I've benefitted much from tips on this forum, so maybe I can give back a little. I've been playing around with animating Poser characters and came up with a way to do something that at first seemed near impossible. Say, for example, you're trying to make a figure discard a shirt they're wearing - take it off and drop it to the floor. If it's "conformed", that may be difficult by just lowering the "y" space coordinate. That won't work on some items. But, you can "bend" the item to the front, or back, to partly remove it. Then you trick the system. At that step in the animation, you reduce the scale of that discarded item to "0" and it disappears. Lock in the zero with the "break spline" command so it won't reappear. Then introduce a second item identical to the first, but NOT CONFORMED, at the location the other went to zero, and move the second to the floor (or whereever) with animation. Alternately, instead of setting scale to "0", you can drop it on one animation step to a "y" value far below the scene and lock that setting in. I know some of you experts probably figured this out a long time ago, but maybe somebody new (like me) hasn't, so - for what it's worth - good animating.


skee ( ) posted Wed, 16 January 2002 at 8:53 PM

Great tip....Thanks . skee

NOTE: No trees were killed in the sending of this message, but a large
number of electrons were terribly inconvenienced.


skee ( ) posted Wed, 16 January 2002 at 8:53 PM

Great tip....Thanks . skee

NOTE: No trees were killed in the sending of this message, but a large
number of electrons were terribly inconvenienced.


farang ( ) posted Wed, 16 January 2002 at 10:39 PM

Or another way of doing it is if you have Propack where you can animate the materials and make the first shirt totally transparent. Or have two shirts in the same pose with only one conformed and making different groups of one invisible and groups of the other visible throughout the animation. Any way you do it its going to take some patience but thanks for the inspiration.


ravenfeeder ( ) posted Thu, 17 January 2002 at 8:07 AM

Yeah, it had occurred to me that you could make the object invisible, but I hadn't gotten around to trying that yet. Thanks for the comment.


doozy ( ) posted Thu, 17 January 2002 at 12:06 PM

Sometimes I move an object far away (say below the floor) when I don't want to see it anymore in the animation. Sometimes I render an animation in two (or more) parts, changing things in the second file. I must admit I had not tried setting the size to zero.


ravenfeeder ( ) posted Thu, 17 January 2002 at 6:40 PM

doozy, you say you render an animation in two parts. Is there a way to couple two separate parts together? I haven't found that.

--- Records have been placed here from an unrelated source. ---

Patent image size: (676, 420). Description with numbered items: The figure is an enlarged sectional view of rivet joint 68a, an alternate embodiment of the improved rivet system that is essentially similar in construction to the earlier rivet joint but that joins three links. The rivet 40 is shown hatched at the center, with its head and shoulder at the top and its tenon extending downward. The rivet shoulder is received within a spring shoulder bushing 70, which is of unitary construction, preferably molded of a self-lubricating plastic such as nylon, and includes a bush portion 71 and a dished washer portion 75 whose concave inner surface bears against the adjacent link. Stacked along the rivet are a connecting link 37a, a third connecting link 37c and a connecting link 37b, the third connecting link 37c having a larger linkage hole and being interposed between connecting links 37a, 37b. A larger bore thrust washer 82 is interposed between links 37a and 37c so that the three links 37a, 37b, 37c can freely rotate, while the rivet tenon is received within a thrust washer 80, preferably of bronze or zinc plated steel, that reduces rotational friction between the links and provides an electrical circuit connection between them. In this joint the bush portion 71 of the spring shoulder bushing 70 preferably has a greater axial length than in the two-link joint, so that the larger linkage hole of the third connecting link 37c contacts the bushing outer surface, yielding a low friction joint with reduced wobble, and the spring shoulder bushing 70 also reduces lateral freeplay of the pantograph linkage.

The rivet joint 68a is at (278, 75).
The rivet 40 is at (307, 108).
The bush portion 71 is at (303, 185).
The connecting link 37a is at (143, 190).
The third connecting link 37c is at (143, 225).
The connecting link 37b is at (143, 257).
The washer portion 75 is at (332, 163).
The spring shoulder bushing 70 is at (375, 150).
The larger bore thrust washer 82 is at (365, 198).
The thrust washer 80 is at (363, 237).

EdW ( ) posted Thu, 17 January 2002 at 7:08 PM

Scaling the items is by far the easiest way to do this. It works for having a figure pick up or set down an object. Ed


shadownet ( ) posted Fri, 18 January 2002 at 8:03 PM

Here is another trick along these line. Use a second figure, duplicate of the first but invisible and parent the clothing to it (visible) Match poses for both up to the point that you want the clothing to come off, than freeze the invisible figure but continue to move the clothing so that it matches up with the visible figure as it discards to the floor or whatever. You can now have your visible figure turn cartwheels butt naked it you like and the article of conforming clothing will stay put on the floor where it lays. I have also done this in conjuction with what you sort of suggested, and used the dials to hide the clothes on the visible figure and make the clothing on the invisible figure visible - such as making a pair of closed pants open, etc.


doozy ( ) posted Sat, 19 January 2002 at 8:08 PM

doozy, you say you render an animation in two parts. Is there a way to couple two separate parts together? I haven't found that.<<< I'm on Mac. Open the first animation, drag and drop the second animation in. Done. Didn't someone recently say Windows was as easy to use as a Mac?


ravenfeeder ( ) posted Sat, 19 January 2002 at 8:13 PM

I use a Mac also. Didn't know about this little trick. I'll have to give it a try. And by the way, no one will ever convince me that Windows is as easy to use as a Mac. I've worked with both.